This Thor bronze sculpture was inspired by my middle son, Sean. I guess he grew tired of seeing my other sculptures; asked, " Why don't you sculpt a supper hero". I did not give him a response for a week.
After searching the internet I came across super hero models and notice that the Thor models/sculptures/figurines still depicted Thor as a comic book figure. I the thought it would be nice to give Thor lifelike features.
Hence, this is my interpretation of Thor the God of Thunder. I hope you viewers enjoy it.
History on Thor :
Thor (Old Norse: Þórr) is the red-haired and bearded god of thunder in Germanic paganism and its subset Norse paganism. The god is also recorded in Old English as Þunor, Old Saxon as Thunaer, as Old Dutch and Old High German: Donar, all of which are names deriving from the reconstructed Proto-Germanic name *Þunraz.
Most surviving stories relating to Germanic paganism either mention Thor or centre on Thor's exploits. Thor was a much revered god of the ancient Germanic peoples from at least the earliest surviving written accounts of the indigenous Germanic tribes to over a thousand years later during the last bastions of Germanic paganism in the late Viking Age.
Thor was appealed to for protection on numerous objects found from various Germanic tribes and Miniature replicas of Mjolnir, the weapon of Thor, became a defiant symbol of Norse paganism during the Christianization of Scandinavia.

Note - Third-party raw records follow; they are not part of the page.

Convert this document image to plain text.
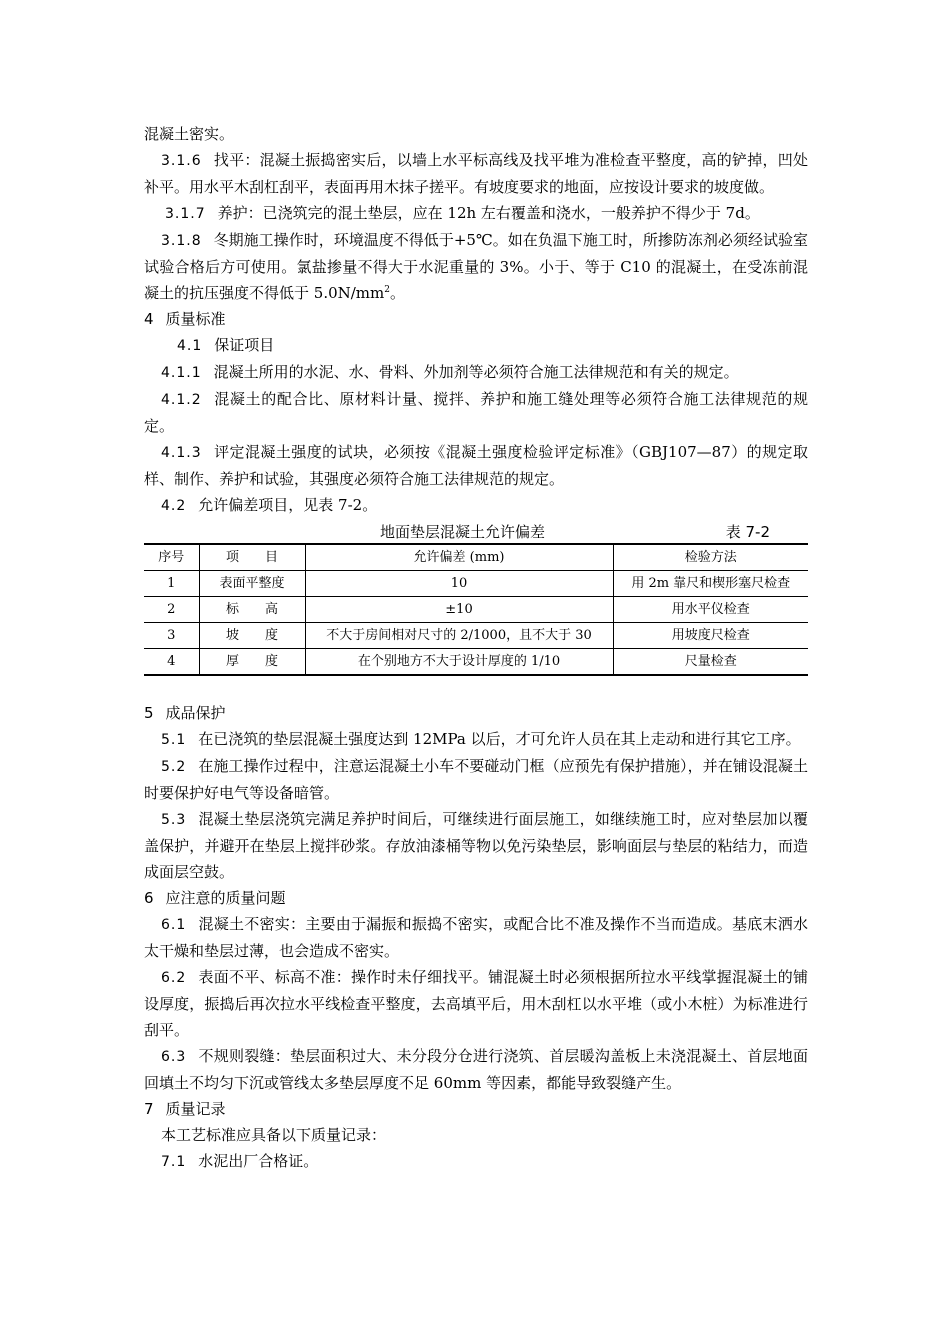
混凝土密实。

3.1.6 找平：混凝土振捣密实后，以墙上水平标高线及找平堆为准检查平整度，高的铲掉，凹处补平。用水平木刮杠刮平，表面再用木抹子搓平。有坡度要求的地面，应按设计要求的坡度做。

3.1.7 养护：已浇筑完的混土垫层，应在 12h 左右覆盖和浇水，一般养护不得少于 7d。

3.1.8 冬期施工操作时，环境温度不得低于+5℃。如在负温下施工时，所掺防冻剂必须经试验室试验合格后方可使用。氯盐掺量不得大于水泥重量的 3%。小于、等于 C10 的混凝土，在受冻前混凝土的抗压强度不得低于 $5.0N/mm^2$。

4 质量标准

4.1 保证项目

4.1.1 混凝土所用的水泥、水、骨料、外加剂等必须符合施工法律规范和有关的规定。

4.1.2 混凝土的配合比、原材料计量、搅拌、养护和施工缝处理等必须符合施工法律规范的规定。

4.1.3 评定混凝土强度的试块，必须按《混凝土强度检验评定标准》（GBJ107—87）的规定取样、制作、养护和试验，其强度必须符合施工法律规范的规定。

4.2 允许偏差项目，见表 7-2。

地面垫层混凝土允许偏差	表 7-2
序号	项　　目	允许偏差 (mm)	检验方法
1	表面平整度	10	用 2m 靠尺和楔形塞尺检查
2	标　　高	±10	用水平仪检查
3	坡　　度	不大于房间相对尺寸的 2/1000，且不大于 30	用坡度尺检查
4	厚　　度	在个别地方不大于设计厚度的 1/10	尺量检查

5 成品保护

5.1 在已浇筑的垫层混凝土强度达到 12MPa 以后，才可允许人员在其上走动和进行其它工序。

5.2 在施工操作过程中，注意运混凝土小车不要碰动门框（应预先有保护措施），并在铺设混凝土时要保护好电气等设备暗管。

5.3 混凝土垫层浇筑完满足养护时间后，可继续进行面层施工，如继续施工时，应对垫层加以覆盖保护，并避开在垫层上搅拌砂浆。存放油漆桶等物以免污染垫层，影响面层与垫层的粘结力，而造成面层空鼓。

6 应注意的质量问题

6.1 混凝土不密实：主要由于漏振和振捣不密实，或配合比不准及操作不当而造成。基底末洒水太干燥和垫层过薄，也会造成不密实。

6.2 表面不平、标高不准：操作时未仔细找平。铺混凝土时必须根据所拉水平线掌握混凝土的铺设厚度，振捣后再次拉水平线检查平整度，去高填平后，用木刮杠以水平堆（或小木桩）为标准进行刮平。

6.3 不规则裂缝：垫层面积过大、未分段分仓进行浇筑、首层暖沟盖板上未浇混凝土、首层地面回填土不均匀下沉或管线太多垫层厚度不足 60mm 等因素，都能导致裂缝产生。

7 质量记录

本工艺标准应具备以下质量记录：

7.1 水泥出厂合格证。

During and after the process of Christianization was complete, Thor was demonized by the growing influence of Christian missionaries. After Christian influence was cemented in law, traces of belief went increasingly underground into mainly rural areas, surviving until modern times into Germanic folklore and most recently reconstructed to varying degrees in Germanic Neopaganism.